In Smith v. Greatbanc Trust, No. 20 C 2350 (7th Cir., Sept. Sept. 10, 2021), the Seventh Circuit upheld a lower court ruling that an arbitration clause in a plan document could not be used to prevent a former participant from pursuing a claim that the ESOP had overpaid for shares in a valuation case involving Triad Manufacturing. Defendants argued that an arbitration clause had been added to the plan after the employee terminated but before the employee received a distribution. The employee contended he had not seen or consented to the clause and could not forfeit his right to sue the plan on behalf of other participants in the plan. The Seventh Circuit agreed, noting that ERISA provides that participants can seek relief individually and as a class. The language of the decision provided some guidance on how an arbitration agreement could be made acceptable.


Corey Rosen

Appeals Court Says Chubb Ltd. Not Liable for Insurance Payments to ESOP Trustee

In Martin Resource Management Corp. v.
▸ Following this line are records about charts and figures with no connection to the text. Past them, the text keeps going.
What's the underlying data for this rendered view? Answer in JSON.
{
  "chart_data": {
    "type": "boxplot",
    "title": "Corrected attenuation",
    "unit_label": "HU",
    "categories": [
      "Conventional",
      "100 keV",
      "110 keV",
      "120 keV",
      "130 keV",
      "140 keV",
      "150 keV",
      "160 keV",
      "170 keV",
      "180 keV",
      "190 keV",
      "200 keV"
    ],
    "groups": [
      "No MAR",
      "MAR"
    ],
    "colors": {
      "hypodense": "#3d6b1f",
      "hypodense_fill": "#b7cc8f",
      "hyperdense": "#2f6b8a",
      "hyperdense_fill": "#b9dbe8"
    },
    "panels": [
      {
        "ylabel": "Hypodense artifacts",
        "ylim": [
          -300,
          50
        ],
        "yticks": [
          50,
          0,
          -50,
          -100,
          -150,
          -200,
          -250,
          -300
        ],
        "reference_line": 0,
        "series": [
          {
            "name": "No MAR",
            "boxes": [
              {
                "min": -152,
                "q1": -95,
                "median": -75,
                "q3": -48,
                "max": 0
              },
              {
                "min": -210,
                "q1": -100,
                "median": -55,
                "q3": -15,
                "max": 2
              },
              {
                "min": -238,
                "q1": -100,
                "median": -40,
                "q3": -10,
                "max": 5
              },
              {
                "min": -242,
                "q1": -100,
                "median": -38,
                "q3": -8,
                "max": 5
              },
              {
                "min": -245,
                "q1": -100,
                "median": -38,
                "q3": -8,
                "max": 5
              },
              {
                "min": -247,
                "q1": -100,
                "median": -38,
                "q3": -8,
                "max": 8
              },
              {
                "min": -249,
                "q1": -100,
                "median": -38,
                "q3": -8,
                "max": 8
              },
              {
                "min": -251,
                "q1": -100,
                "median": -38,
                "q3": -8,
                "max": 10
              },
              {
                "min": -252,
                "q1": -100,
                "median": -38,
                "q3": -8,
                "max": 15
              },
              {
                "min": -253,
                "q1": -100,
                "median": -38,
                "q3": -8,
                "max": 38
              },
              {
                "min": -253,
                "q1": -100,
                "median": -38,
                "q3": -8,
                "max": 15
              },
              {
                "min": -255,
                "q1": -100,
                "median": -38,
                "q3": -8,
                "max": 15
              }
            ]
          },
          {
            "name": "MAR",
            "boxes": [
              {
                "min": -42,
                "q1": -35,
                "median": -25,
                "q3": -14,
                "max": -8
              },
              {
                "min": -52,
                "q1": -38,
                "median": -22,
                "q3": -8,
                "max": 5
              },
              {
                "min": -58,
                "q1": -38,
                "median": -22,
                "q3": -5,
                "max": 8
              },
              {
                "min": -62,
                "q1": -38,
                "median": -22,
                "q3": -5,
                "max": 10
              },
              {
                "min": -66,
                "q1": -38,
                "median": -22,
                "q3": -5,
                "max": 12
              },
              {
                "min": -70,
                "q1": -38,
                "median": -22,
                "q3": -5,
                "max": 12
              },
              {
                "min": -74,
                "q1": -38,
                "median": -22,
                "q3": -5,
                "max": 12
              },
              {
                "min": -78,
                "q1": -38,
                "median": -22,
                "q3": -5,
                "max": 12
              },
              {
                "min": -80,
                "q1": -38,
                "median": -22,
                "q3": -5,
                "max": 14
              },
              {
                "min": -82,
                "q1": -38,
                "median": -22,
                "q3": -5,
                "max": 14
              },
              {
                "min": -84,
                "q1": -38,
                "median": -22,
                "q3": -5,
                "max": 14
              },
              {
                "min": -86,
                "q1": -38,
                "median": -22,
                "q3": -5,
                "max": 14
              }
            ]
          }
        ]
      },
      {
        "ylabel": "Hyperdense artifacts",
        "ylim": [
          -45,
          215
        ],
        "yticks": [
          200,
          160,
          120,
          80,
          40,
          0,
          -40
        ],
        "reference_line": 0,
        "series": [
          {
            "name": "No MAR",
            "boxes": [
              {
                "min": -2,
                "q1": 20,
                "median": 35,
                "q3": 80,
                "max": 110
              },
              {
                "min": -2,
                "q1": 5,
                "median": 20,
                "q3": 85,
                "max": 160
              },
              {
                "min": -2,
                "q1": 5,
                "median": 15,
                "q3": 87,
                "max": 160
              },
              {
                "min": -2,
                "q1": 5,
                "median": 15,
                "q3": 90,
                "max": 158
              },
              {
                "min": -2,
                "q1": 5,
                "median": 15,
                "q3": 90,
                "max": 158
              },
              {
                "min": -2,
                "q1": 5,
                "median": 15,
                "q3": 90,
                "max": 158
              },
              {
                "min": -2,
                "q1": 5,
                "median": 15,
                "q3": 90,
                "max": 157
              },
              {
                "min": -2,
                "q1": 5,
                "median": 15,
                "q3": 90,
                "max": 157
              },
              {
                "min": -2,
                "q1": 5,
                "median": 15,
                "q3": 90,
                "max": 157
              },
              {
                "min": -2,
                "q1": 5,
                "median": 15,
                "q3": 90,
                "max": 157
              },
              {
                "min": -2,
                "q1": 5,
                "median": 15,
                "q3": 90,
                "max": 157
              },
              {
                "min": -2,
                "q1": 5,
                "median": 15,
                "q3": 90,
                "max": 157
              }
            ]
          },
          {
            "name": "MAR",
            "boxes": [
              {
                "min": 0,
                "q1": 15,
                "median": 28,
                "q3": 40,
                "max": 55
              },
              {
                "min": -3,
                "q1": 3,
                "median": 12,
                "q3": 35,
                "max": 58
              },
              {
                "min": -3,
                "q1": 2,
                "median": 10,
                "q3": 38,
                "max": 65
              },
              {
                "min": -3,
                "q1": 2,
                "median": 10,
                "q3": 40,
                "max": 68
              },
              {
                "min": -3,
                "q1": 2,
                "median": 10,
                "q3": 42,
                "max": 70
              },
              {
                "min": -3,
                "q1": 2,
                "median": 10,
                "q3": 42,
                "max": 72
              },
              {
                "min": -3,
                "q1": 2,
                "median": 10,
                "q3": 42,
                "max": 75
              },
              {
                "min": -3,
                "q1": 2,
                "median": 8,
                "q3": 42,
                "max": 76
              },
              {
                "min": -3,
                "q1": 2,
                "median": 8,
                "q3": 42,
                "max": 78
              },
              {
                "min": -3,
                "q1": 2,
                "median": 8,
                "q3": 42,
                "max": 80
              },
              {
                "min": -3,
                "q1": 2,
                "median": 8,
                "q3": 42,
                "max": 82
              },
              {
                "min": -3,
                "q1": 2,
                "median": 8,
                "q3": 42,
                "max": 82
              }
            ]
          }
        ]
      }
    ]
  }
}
Federal Insurance Co. (5th Cir., Aug. 6, 2021), the Fifth Circuit ruled that Chubb Ltd. did not have to cover Martin Resource Management for its reimbursement to Wilmington Trust, its ESOP trustee, for payments it made in an ESOP valuation case settled in 2020. Martin filed suit when the insurance company said it was not liable under the terms of its policy to cover the ESOP trustee because “the demands, as they appear from Wilmington, are facially insufficient to trigger the insuring clause, which requires the assertion of a ‘Fiduciary Claim … made against (Martin) … for a Wrongful Act committed … by (Martin).’” Martin was not named as a fiduciary in the complaints and there were no allegations made against Martin, only Wilmington, so Martin had no recourse against the insurer.